Ford can't afford to let go of Jaguar, Land Rover
Published on Tue, Aug 07, 2007 at 23:36, Updated on Wed, Aug 08, 2007 at 09:36 in Auto section
Tags: Tata Motors, Ford , New Delhi

RETAINING A LINK: Analysts say Ford may have to retain a significant stake to get a good price.
New Delhi: Prospective bidders for Ford's Jaguar and Land Rover brands have reportedly begun due diligence, but the sale may finally go through only in the next two months.
Ford has so far publicly said it is pleased with the expressions of interest it has received and is evaluating the offers in depth. TV18 has learnt that Ford may even retain a minority shareholding in the business.
This is what Ford did when it sold Aston Martin in march this year -- it held on to 15 per cent stake in the company.
Ford Chief Executive, Alan Mulally, had gone on record to say: "We are open to different options, including retaining a minority stake in both operations.
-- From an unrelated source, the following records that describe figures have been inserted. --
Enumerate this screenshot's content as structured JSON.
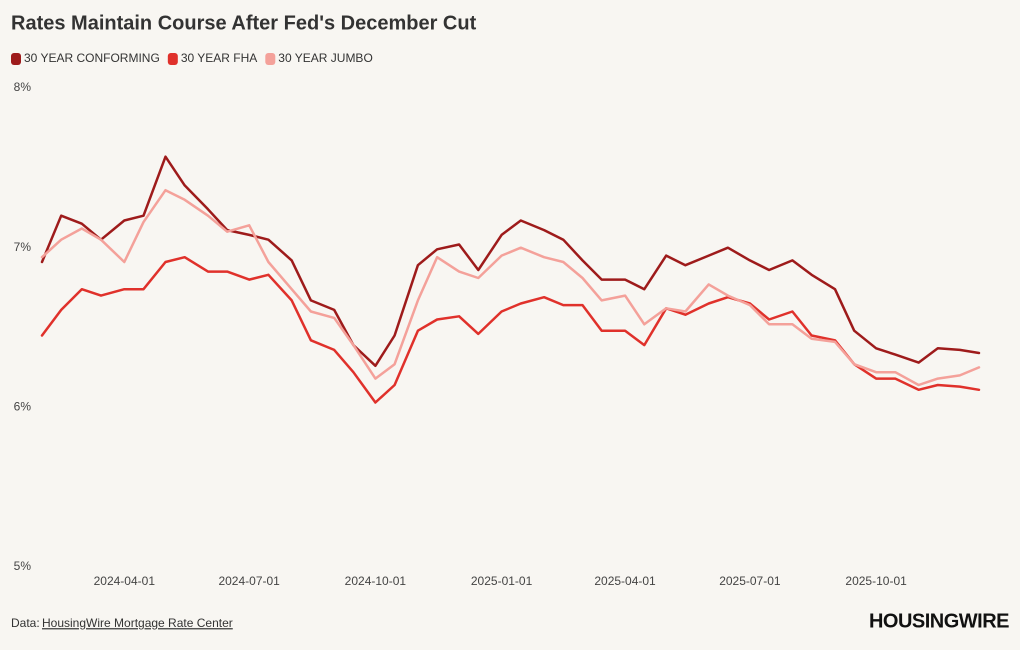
{
  "chart_data": {
    "type": "line",
    "title": "Rates Maintain Course After Fed's December Cut",
    "x": [
      "2024-02-01",
      "2024-02-15",
      "2024-03-01",
      "2024-03-15",
      "2024-04-01",
      "2024-04-15",
      "2024-05-01",
      "2024-05-15",
      "2024-06-01",
      "2024-06-15",
      "2024-07-01",
      "2024-07-15",
      "2024-08-01",
      "2024-08-15",
      "2024-09-01",
      "2024-09-15",
      "2024-10-01",
      "2024-10-15",
      "2024-11-01",
      "2024-11-15",
      "2024-12-01",
      "2024-12-15",
      "2025-01-01",
      "2025-01-15",
      "2025-02-01",
      "2025-02-15",
      "2025-03-01",
      "2025-03-15",
      "2025-04-01",
      "2025-04-15",
      "2025-05-01",
      "2025-05-15",
      "2025-06-01",
      "2025-06-15",
      "2025-07-01",
      "2025-07-15",
      "2025-08-01",
      "2025-08-15",
      "2025-09-01",
      "2025-09-15",
      "2025-10-01",
      "2025-10-15",
      "2025-11-01",
      "2025-11-15",
      "2025-12-01",
      "2025-12-15"
    ],
    "series": [
      {
        "name": "30 YEAR CONFORMING",
        "color": "#9e1b1b",
        "values": [
          6.91,
          7.2,
          7.15,
          7.05,
          7.17,
          7.2,
          7.57,
          7.39,
          7.24,
          7.11,
          7.08,
          7.05,
          6.92,
          6.67,
          6.61,
          6.39,
          6.26,
          6.45,
          6.89,
          6.99,
          7.02,
          6.86,
          7.08,
          7.17,
          7.11,
          7.05,
          6.92,
          6.8,
          6.8,
          6.74,
          6.95,
          6.89,
          6.95,
          7.0,
          6.92,
          6.86,
          6.92,
          6.83,
          6.74,
          6.48,
          6.37,
          6.33,
          6.28,
          6.37,
          6.36,
          6.34
        ]
      },
      {
        "name": "30 YEAR FHA",
        "color": "#e0312b",
        "values": [
          6.45,
          6.61,
          6.74,
          6.7,
          6.74,
          6.74,
          6.91,
          6.94,
          6.85,
          6.85,
          6.8,
          6.83,
          6.67,
          6.42,
          6.36,
          6.22,
          6.03,
          6.14,
          6.48,
          6.55,
          6.57,
          6.46,
          6.6,
          6.65,
          6.69,
          6.64,
          6.64,
          6.48,
          6.48,
          6.39,
          6.62,
          6.58,
          6.65,
          6.69,
          6.65,
          6.55,
          6.6,
          6.45,
          6.42,
          6.27,
          6.18,
          6.18,
          6.11,
          6.14,
          6.13,
          6.11
        ]
      },
      {
        "name": "30 YEAR JUMBO",
        "color": "#f4a19a",
        "values": [
          6.94,
          7.05,
          7.12,
          7.05,
          6.91,
          7.16,
          7.36,
          7.3,
          7.2,
          7.1,
          7.14,
          6.91,
          6.74,
          6.6,
          6.56,
          6.39,
          6.18,
          6.27,
          6.67,
          6.94,
          6.85,
          6.81,
          6.95,
          7.0,
          6.94,
          6.91,
          6.81,
          6.67,
          6.7,
          6.52,
          6.62,
          6.6,
          6.77,
          6.7,
          6.64,
          6.52,
          6.52,
          6.43,
          6.41,
          6.27,
          6.22,
          6.22,
          6.14,
          6.18,
          6.2,
          6.25
        ]
      }
    ],
    "xlim": [
      "2024-02-01",
      "2025-12-15"
    ],
    "xticks": [
      "2024-04-01",
      "2024-07-01",
      "2024-10-01",
      "2025-01-01",
      "2025-04-01",
      "2025-07-01",
      "2025-10-01"
    ],
    "ylim": [
      5,
      8
    ],
    "yticks": [
      {
        "value": 5,
        "label": "5%"
      },
      {
        "value": 6,
        "label": "6%"
      },
      {
        "value": 7,
        "label": "7%"
      },
      {
        "value": 8,
        "label": "8%"
      }
    ],
    "grid": false,
    "source_prefix": "Data:",
    "source_link": "HousingWire Mortgage Rate Center",
    "brand": "HOUSINGWIRE"
  }
}
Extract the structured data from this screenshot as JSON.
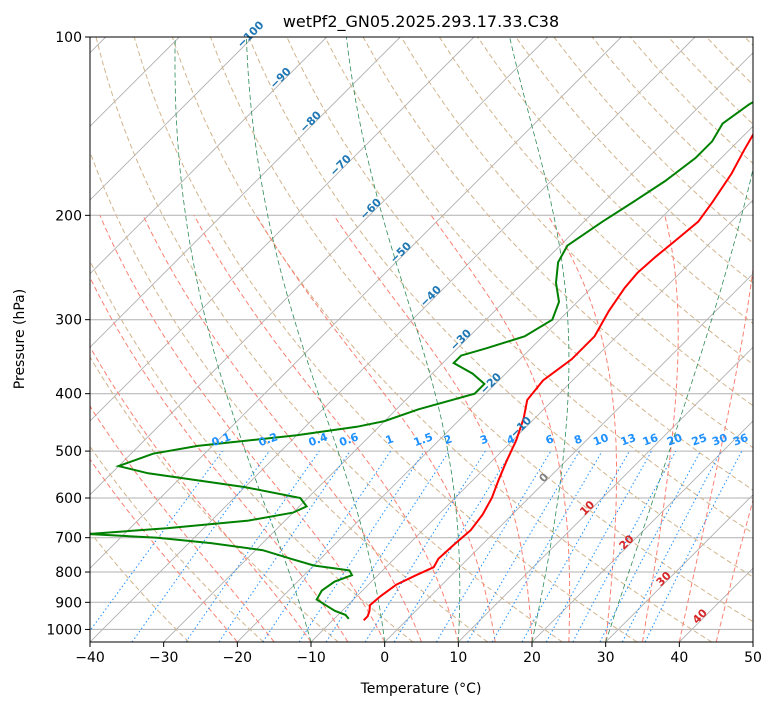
{
  "chart_data": {
    "type": "skew-t",
    "title": "wetPf2_GN05.2025.293.17.33.C38",
    "xlabel": "Temperature (°C)",
    "ylabel": "Pressure (hPa)",
    "xlim": [
      -40,
      50
    ],
    "ylim": [
      1050,
      100
    ],
    "y_scale": "log",
    "grid": true,
    "x_ticks": [
      "−40",
      "−30",
      "−20",
      "−10",
      "0",
      "10",
      "20",
      "30",
      "40",
      "50"
    ],
    "x_tick_values": [
      -40,
      -30,
      -20,
      -10,
      0,
      10,
      20,
      30,
      40,
      50
    ],
    "y_ticks": [
      "100",
      "200",
      "300",
      "400",
      "500",
      "600",
      "700",
      "800",
      "900",
      "1000"
    ],
    "y_tick_values": [
      100,
      200,
      300,
      400,
      500,
      600,
      700,
      800,
      900,
      1000
    ],
    "colors": {
      "temperature": "#ff0000",
      "dewpoint": "#008000",
      "isotherm_grid": "#b0b0b0",
      "dry_adiabat": "#d2b48c",
      "moist_adiabat": "#fa8072",
      "mixing_ratio": "#1e90ff",
      "wet_bulb_potential_temperature": "#2e8b57",
      "isotherm_label": "#1f77b4",
      "moist_label": "#d62728",
      "zero_label": "#808080"
    },
    "series": [
      {
        "key": "temperature",
        "points": [
          [
            -5.8,
            965
          ],
          [
            -5.8,
            950
          ],
          [
            -6.3,
            930
          ],
          [
            -7.0,
            910
          ],
          [
            -6.8,
            880
          ],
          [
            -6.2,
            840
          ],
          [
            -4.8,
            810
          ],
          [
            -3.5,
            785
          ],
          [
            -4.0,
            760
          ],
          [
            -3.8,
            720
          ],
          [
            -3.5,
            680
          ],
          [
            -4.0,
            640
          ],
          [
            -5.0,
            600
          ],
          [
            -6.5,
            560
          ],
          [
            -8.0,
            520
          ],
          [
            -9.5,
            480
          ],
          [
            -11.5,
            440
          ],
          [
            -13.5,
            410
          ],
          [
            -14.0,
            380
          ],
          [
            -13.0,
            350
          ],
          [
            -13.0,
            320
          ],
          [
            -14.5,
            290
          ],
          [
            -15.5,
            265
          ],
          [
            -15.8,
            250
          ],
          [
            -15.5,
            235
          ],
          [
            -15.0,
            220
          ],
          [
            -14.5,
            205
          ],
          [
            -15.2,
            190
          ],
          [
            -16.5,
            170
          ],
          [
            -18.0,
            155
          ],
          [
            -19.5,
            140
          ],
          [
            -22.5,
            125
          ],
          [
            -26.0,
            113
          ],
          [
            -29.0,
            106
          ],
          [
            -31.5,
            100
          ]
        ]
      },
      {
        "key": "dewpoint",
        "points": [
          [
            -8.0,
            960
          ],
          [
            -9.0,
            945
          ],
          [
            -11.0,
            930
          ],
          [
            -13.0,
            910
          ],
          [
            -15.0,
            890
          ],
          [
            -15.5,
            860
          ],
          [
            -15.0,
            830
          ],
          [
            -13.5,
            810
          ],
          [
            -14.5,
            795
          ],
          [
            -20.0,
            780
          ],
          [
            -24.0,
            760
          ],
          [
            -29.0,
            735
          ],
          [
            -37.0,
            715
          ],
          [
            -45.0,
            700
          ],
          [
            -55.0,
            690
          ],
          [
            -45.0,
            675
          ],
          [
            -35.0,
            655
          ],
          [
            -30.0,
            635
          ],
          [
            -29.0,
            620
          ],
          [
            -31.0,
            600
          ],
          [
            -40.0,
            575
          ],
          [
            -55.0,
            545
          ],
          [
            -60.0,
            530
          ],
          [
            -57.0,
            505
          ],
          [
            -52.0,
            490
          ],
          [
            -40.0,
            470
          ],
          [
            -33.0,
            455
          ],
          [
            -30.0,
            445
          ],
          [
            -27.0,
            425
          ],
          [
            -21.5,
            400
          ],
          [
            -21.5,
            385
          ],
          [
            -24.5,
            370
          ],
          [
            -28.5,
            355
          ],
          [
            -28.5,
            345
          ],
          [
            -26.0,
            335
          ],
          [
            -22.5,
            320
          ],
          [
            -21.0,
            300
          ],
          [
            -22.5,
            280
          ],
          [
            -25.5,
            260
          ],
          [
            -28.0,
            240
          ],
          [
            -29.0,
            225
          ],
          [
            -27.5,
            205
          ],
          [
            -26.0,
            190
          ],
          [
            -24.5,
            175
          ],
          [
            -23.5,
            160
          ],
          [
            -23.5,
            150
          ],
          [
            -24.5,
            140
          ],
          [
            -23.5,
            130
          ],
          [
            -22.0,
            122
          ],
          [
            -20.5,
            115
          ],
          [
            -19.5,
            110
          ],
          [
            -18.5,
            105
          ],
          [
            -18.0,
            100
          ]
        ]
      }
    ],
    "isotherm_labels": [
      "−100",
      "−90",
      "−80",
      "−70",
      "−60",
      "−50",
      "−40",
      "−30",
      "−20",
      "−10",
      "0",
      "10",
      "20",
      "30",
      "40"
    ],
    "isotherm_label_values": [
      -100,
      -90,
      -80,
      -70,
      -60,
      -50,
      -40,
      -30,
      -20,
      -10,
      0,
      10,
      20,
      30,
      40
    ],
    "mixing_ratio_labels": [
      "0.1",
      "0.2",
      "0.4",
      "0.6",
      "1",
      "1.5",
      "2",
      "3",
      "4",
      "6",
      "8",
      "10",
      "13",
      "16",
      "20",
      "25",
      "30",
      "36"
    ],
    "mixing_ratio_values": [
      0.1,
      0.2,
      0.4,
      0.6,
      1,
      1.5,
      2,
      3,
      4,
      6,
      8,
      10,
      13,
      16,
      20,
      25,
      30,
      36
    ]
  }
}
We would rather sell the two brands jointly as they were so highly integrated."
However, Ford's production links with Land Rover and Jaguar are far more interwoven and analysts say Ford may have to retain a significant stake to get a good price.
Union leaders have urged the Government to block any sale to a private equity bidder, fearful that such a move could lead to widespread job losses.
Ford had received preliminary bids from some private-equity firms including TPG, Cerberus Capital Management, Ripplewood Holdings and One Equity Partners apart from two Indian auto manufacturers -- M&M and Tata Motors.